School prayer amendments continued to be introduced throughout the 1970s, but none got a serious hearing until President Ronald W. Reagan took office. During his 1980 campaign, Reagan courted the Religious Right in part by vowing to support a school prayer amendment. An amendment was duly introduced and came up for a vote in the Senate on March 20, 1984, where it fell 11 votes shy of the two-thirds majority.
In 1996, then-House Speaker Newt Gingrich, again courting the Religious Right, proposed a new school prayer amendment. Gingrich asked a House ally, U.S. Rep. Ernest “Jim” Istook (R-Okla.) to spearhead the project. Istook worked with a coterie of Religious Right political and legal groups to draft an amendment.
The proposal that emerged did much more than promote official prayer in public schools. It also would have guaranteed taxpayer aid to religious institutions and permitted the display of sectarian symbols by government. Dubbed the “Religious Freedom Amendment,” the amendment was put to a vote in the House on June 4, 1998. Although it secured a simple majority of 224-203, it fell 61 votes short of two-thirds.
No school prayer amendments have been introduced in Congress this year, but that doesn’t mean the issue is dead. State legislators continue to look for ways to promote school-sponsored prayer.
Last year, Florida Gov. Rick Scott signed into law a bill designed to allow students to deliver “inspirational messages” – a euphemism for prayer – at school events. In Mississippi, a new law compels every public school district in the state to draft a policy on student-led prayer. (See “Religion Ruse,” page 11.)
Proposals like this show that the issue is still very much alive. Although much has changed in American society since Ellery Schempp launched his protest against school prayer in 1956, one thing hasn’t: Some people remain determined to use the public school system to inculcate sectarian views.
Schempp is equally determined to stop them. Over the years, he has remained a strong advocate for church-state separation. Schempp, who now lives in retirement in Medford, Mass., with his partner Arlene Germain, often speaks about his case at public events. Last year, he discussed it with an audience at Harvard Divinity School.
Schempp has even been honored by Abington High School. In 2002, he was elected to the school’s Hall of Fame. His listing on the school’s website notes his long list of achievements in physics and then goes on to point out that Schempp “Initiated school prayer suit against Abington which was eventually decided by U.S. Supreme Court in 1963.”
The controversy over school prayer may still rage, but many analysts say the growing religious diversity in America has made official religious exercises in public schools increasingly impractical.

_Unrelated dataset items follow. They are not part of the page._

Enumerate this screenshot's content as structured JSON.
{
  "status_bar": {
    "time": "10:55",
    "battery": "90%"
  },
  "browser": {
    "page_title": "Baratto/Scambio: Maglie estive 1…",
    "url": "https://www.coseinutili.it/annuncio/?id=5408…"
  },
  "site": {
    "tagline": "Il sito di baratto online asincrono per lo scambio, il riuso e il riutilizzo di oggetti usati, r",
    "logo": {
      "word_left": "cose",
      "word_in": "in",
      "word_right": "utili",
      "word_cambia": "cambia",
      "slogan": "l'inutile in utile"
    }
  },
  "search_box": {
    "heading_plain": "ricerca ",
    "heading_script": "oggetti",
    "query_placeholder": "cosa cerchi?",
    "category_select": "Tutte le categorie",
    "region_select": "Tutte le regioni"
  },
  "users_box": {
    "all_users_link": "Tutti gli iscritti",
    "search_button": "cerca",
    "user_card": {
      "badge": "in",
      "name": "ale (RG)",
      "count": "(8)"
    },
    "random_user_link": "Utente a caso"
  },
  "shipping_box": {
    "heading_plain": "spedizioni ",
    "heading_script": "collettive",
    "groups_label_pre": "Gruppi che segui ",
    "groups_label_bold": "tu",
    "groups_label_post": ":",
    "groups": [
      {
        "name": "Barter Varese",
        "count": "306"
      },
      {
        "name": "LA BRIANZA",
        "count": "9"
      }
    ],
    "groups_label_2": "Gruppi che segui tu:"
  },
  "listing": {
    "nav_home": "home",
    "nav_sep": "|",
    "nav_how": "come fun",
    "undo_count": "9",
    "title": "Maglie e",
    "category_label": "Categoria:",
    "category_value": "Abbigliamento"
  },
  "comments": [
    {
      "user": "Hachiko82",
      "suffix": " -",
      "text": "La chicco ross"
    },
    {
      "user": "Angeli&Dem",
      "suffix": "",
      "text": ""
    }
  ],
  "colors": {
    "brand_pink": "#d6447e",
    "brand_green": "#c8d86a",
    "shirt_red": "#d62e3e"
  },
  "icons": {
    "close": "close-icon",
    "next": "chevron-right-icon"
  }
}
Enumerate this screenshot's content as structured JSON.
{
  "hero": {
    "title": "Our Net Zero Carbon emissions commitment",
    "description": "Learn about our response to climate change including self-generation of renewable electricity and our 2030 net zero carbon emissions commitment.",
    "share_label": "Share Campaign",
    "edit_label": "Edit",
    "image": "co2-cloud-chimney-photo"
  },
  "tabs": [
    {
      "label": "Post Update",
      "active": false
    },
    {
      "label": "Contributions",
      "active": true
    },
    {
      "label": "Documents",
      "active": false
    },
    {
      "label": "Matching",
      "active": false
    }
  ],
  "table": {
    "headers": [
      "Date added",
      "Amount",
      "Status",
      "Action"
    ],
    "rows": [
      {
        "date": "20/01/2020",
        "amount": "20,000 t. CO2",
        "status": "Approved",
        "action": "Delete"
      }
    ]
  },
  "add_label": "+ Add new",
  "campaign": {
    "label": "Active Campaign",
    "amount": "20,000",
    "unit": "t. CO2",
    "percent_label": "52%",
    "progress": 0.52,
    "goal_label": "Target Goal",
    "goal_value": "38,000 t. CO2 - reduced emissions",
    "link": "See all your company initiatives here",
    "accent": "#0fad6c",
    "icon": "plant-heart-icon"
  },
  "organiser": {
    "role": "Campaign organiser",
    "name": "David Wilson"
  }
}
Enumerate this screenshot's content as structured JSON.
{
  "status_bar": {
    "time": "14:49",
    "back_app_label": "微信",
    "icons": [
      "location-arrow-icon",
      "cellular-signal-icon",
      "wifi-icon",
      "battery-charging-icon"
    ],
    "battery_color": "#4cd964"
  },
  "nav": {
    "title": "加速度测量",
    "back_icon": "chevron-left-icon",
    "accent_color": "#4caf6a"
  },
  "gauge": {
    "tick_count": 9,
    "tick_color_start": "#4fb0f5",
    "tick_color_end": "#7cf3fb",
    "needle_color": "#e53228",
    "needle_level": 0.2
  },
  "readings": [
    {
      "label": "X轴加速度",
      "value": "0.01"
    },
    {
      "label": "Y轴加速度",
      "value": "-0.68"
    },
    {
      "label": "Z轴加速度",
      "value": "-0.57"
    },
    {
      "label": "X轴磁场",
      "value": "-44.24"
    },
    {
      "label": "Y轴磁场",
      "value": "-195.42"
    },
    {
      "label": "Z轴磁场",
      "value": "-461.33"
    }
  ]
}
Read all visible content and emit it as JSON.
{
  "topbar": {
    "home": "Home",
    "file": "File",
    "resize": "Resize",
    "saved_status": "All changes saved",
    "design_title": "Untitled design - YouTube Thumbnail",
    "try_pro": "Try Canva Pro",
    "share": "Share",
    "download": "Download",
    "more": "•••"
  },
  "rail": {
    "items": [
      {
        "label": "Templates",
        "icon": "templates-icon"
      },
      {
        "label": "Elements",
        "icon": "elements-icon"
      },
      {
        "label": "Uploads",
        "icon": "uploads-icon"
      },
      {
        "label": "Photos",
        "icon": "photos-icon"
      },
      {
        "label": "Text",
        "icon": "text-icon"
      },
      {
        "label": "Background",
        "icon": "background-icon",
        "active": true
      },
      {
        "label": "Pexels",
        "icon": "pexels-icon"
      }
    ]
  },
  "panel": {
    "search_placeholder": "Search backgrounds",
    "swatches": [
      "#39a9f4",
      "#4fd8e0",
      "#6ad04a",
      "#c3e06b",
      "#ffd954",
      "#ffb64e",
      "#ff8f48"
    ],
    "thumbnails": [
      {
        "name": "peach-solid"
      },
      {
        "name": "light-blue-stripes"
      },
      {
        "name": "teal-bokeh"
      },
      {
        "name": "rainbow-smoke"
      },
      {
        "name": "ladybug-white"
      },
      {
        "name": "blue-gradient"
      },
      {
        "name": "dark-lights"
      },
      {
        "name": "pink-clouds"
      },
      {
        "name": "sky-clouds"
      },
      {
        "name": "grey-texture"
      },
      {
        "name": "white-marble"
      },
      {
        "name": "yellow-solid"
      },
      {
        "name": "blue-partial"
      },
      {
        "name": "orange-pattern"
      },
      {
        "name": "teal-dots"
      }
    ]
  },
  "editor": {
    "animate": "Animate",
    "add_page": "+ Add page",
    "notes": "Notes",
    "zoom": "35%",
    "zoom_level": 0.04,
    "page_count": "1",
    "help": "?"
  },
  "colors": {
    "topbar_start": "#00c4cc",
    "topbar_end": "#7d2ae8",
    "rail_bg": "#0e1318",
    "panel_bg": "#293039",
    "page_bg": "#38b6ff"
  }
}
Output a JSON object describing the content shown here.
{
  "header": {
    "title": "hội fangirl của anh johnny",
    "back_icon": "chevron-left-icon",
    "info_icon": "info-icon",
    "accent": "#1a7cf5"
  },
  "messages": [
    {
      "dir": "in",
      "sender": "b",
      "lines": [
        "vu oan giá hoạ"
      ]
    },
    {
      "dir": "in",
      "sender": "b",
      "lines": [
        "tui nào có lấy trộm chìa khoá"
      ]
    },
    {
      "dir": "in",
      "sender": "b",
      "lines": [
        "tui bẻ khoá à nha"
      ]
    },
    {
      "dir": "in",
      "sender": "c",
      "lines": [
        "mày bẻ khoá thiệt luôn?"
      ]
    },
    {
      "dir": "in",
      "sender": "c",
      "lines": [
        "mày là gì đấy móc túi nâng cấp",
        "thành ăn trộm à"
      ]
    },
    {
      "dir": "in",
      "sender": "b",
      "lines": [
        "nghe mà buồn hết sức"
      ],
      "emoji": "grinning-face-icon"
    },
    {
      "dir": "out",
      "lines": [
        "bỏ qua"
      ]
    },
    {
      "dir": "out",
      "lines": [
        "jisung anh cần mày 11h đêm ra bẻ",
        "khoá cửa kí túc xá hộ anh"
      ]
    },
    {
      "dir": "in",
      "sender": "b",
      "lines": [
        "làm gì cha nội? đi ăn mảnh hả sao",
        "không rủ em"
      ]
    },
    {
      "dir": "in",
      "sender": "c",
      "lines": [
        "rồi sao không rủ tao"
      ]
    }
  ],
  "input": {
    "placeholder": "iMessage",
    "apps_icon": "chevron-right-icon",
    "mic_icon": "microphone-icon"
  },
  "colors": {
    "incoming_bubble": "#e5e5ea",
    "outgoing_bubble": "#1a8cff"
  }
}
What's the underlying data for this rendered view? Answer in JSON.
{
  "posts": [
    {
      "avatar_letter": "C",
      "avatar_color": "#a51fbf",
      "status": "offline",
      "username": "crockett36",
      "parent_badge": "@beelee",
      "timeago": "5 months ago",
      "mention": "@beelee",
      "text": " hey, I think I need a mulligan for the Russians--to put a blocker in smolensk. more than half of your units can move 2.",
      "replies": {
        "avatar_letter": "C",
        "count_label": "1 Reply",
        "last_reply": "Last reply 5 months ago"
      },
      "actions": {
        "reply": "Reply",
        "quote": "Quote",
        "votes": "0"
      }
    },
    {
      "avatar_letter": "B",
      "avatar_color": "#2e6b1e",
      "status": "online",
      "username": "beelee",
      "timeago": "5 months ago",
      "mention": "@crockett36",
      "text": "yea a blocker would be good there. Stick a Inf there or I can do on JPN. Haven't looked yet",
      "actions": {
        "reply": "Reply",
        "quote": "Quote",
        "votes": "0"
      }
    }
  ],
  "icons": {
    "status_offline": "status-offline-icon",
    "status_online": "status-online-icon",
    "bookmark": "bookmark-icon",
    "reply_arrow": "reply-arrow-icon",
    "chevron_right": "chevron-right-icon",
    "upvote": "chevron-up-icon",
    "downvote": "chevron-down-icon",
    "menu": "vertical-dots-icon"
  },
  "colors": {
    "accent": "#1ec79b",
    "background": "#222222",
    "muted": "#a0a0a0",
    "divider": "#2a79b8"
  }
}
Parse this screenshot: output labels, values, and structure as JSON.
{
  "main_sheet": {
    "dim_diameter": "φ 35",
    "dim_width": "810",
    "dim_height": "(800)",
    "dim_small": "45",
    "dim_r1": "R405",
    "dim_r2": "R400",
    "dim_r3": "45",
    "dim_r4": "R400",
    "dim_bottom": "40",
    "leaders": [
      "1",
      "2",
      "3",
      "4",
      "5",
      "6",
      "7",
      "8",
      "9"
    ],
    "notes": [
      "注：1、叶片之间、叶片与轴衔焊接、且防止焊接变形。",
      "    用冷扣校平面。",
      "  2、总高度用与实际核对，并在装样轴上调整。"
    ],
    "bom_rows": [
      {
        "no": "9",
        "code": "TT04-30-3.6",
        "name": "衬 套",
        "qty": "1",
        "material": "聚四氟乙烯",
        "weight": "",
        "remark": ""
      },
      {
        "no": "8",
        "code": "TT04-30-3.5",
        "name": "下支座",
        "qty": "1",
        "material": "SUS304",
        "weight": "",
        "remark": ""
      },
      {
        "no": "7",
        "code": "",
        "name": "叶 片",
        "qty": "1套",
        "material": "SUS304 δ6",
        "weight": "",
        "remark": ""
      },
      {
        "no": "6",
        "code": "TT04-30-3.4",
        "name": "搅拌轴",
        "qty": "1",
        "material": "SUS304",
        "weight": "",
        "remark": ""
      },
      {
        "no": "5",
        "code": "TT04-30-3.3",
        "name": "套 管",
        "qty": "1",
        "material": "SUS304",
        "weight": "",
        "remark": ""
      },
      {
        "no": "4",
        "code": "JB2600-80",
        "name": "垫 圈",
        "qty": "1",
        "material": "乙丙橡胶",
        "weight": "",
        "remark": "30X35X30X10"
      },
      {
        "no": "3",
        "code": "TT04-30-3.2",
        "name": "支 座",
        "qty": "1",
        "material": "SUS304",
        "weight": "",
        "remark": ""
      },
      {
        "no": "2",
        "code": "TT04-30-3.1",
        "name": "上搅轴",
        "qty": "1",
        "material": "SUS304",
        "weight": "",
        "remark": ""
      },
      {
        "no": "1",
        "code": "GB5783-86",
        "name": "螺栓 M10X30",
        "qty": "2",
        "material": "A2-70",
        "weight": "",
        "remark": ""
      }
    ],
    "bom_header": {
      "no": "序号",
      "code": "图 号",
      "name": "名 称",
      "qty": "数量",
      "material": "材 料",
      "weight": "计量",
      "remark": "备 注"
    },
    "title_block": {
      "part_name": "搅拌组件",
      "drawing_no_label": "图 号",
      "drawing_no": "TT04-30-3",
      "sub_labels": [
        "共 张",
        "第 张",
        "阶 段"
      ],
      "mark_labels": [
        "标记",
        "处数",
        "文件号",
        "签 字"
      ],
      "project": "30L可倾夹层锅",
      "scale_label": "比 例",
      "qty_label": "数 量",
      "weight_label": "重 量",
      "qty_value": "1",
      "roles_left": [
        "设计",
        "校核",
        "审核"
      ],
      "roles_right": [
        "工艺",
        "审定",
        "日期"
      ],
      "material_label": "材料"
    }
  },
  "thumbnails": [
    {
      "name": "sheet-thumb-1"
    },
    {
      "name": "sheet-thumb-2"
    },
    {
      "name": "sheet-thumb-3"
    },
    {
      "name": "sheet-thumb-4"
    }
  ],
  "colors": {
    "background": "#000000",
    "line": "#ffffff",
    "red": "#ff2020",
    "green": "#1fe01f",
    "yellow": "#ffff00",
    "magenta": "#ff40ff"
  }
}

“Resistance to Schempp by school districts themselves is much less common than it was in the first decade after the decision, and the vast majority of school districts comply with the decision,” NYU professor Solomon said. “This country is so much more religiously diverse than it was even in 1963, and many people don’t want the animosity that would inevitably come with a return of state-run devotional activities in the public schools. They understand that there would be insurmountable conflicts over whose prayers and whose holy books would be used.”